Il s’agirait néanmoins d’aller plus loin dans le TTIP en incluant dans la proposition de l’UE "un mécanisme d’appel bilatéral", dont le rôle, la mise en place et le fonctionnement pratique seraient clairement définis. Le mécanisme serait composé de membres permanents (deux issus de chaque partie contractante et trois non-nationaux par exemple) et dédié à la révision des sentences en ce qui concerne les erreurs de droit et des erreurs manifestes dans l'appréciation des faits. Il permettrait d’assurer la cohérence dans l'interprétation du TTIP et d’accroître la légitimité des procédures, assure la commissaire

Relation entre l'arbitrage ISDS et les systèmes judiciaires nationaux

Face aux craintes de "court-circuitage" des juridictions nationales émises contre les investisseurs qui recourraient à l’ISDS, notamment l’impression d’une seconde chance offerte aux investisseurs pour faire annuler les décisions des tribunaux nationaux, la commissaire suggère plusieurs limitations. Rappelant que les tribunaux nationaux ne peuvent se prononcer sur les conflits d’investissement qu’en se basant sur les lois nationales, tandis que les tribunaux d’arbitrage vérifient seulement la compatibilité des actions des Etats avec les règles internationales en la matière, la commissaire convient qu’il "fait sens d'essayer de mieux gérer la relation entre les obligations nationales (judiciaires) et internationales (arbitrage)".
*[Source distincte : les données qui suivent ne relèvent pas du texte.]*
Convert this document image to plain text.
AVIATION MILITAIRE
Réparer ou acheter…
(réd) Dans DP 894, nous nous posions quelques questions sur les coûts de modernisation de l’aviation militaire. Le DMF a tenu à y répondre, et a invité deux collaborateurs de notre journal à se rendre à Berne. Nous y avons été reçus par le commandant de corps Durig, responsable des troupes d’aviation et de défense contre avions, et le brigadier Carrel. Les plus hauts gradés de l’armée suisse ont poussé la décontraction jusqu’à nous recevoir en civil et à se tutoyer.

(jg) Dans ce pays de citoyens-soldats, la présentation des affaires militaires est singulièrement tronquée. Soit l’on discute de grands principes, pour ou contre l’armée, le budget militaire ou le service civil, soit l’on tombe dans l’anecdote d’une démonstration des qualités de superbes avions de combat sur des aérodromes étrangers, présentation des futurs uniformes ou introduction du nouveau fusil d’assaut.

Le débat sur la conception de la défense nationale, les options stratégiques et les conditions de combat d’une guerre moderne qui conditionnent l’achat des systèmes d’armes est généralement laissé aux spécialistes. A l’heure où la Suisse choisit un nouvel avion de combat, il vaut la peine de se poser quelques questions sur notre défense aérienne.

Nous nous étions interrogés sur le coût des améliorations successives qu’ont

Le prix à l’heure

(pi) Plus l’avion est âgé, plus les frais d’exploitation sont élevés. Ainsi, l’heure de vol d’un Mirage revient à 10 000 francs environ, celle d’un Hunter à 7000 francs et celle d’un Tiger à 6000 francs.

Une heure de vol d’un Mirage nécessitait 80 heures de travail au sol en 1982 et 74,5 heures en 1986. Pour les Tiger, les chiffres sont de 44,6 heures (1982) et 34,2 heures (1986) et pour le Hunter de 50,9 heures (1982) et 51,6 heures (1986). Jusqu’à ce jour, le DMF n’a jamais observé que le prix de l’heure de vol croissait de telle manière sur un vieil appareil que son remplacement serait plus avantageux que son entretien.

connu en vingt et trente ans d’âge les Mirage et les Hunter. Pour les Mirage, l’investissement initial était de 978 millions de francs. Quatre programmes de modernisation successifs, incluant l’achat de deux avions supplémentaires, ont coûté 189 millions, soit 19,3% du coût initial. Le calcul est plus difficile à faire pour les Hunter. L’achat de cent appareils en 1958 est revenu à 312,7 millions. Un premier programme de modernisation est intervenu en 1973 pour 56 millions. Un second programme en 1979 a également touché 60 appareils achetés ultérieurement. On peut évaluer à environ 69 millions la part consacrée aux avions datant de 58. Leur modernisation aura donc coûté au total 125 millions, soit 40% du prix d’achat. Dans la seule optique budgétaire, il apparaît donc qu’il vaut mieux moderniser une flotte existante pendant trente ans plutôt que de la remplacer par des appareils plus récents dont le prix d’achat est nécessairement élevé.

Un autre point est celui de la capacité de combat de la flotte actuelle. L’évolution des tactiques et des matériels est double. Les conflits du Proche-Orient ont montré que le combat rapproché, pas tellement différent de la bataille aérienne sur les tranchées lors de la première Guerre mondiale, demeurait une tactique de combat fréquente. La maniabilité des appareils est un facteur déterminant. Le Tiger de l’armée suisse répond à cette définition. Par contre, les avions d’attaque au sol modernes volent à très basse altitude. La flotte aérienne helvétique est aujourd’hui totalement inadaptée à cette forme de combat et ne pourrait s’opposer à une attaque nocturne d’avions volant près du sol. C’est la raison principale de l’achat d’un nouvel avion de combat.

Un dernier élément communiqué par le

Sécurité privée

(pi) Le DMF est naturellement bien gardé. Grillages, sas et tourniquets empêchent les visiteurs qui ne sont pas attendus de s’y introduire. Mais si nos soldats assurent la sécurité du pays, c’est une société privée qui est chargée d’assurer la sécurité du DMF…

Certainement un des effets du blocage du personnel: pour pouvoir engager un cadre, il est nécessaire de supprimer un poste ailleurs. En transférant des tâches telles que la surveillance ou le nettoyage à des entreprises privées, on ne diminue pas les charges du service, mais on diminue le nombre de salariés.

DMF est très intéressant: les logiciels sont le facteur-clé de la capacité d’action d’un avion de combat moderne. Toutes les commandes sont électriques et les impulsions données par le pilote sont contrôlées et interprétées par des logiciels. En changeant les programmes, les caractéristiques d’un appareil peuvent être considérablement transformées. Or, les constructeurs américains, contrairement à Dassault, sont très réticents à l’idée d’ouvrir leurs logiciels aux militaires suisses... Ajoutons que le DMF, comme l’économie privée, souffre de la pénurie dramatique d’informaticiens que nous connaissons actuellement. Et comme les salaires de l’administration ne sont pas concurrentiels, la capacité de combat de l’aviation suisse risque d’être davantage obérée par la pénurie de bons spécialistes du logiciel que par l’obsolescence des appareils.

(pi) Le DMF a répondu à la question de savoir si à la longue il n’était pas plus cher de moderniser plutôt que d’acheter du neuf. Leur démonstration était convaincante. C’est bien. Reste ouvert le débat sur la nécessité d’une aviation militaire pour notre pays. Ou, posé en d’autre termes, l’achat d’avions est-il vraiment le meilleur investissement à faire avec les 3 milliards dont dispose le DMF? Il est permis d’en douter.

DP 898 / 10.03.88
Alors que dans l’accord CETA, les investisseurs sont contraints d’abandonner toute poursuite engagée devant les cours nationales avant de pouvoir recourir à l’ISDS, Cecilia Malmström propose d’aller plus loin. Dès lors, "la proposition de l'UE devrait veiller à ce que les demandes parallèles soient interdites, notamment pour que les investisseurs ne puissent pas obtenir une double indemnisation", écrit la commissaire. Elle suggère à ce sujet deux options : la première consisterait à exiger des investisseurs de faire un choix définitif entre l’ISDS et les tribunaux nationaux au début de toute procédure judiciaire ; la seconde serait de demander aux investisseurs de renoncer à leur droit d'aller devant les tribunaux nationaux une fois qu'ils présentent une demande à l'ISDS.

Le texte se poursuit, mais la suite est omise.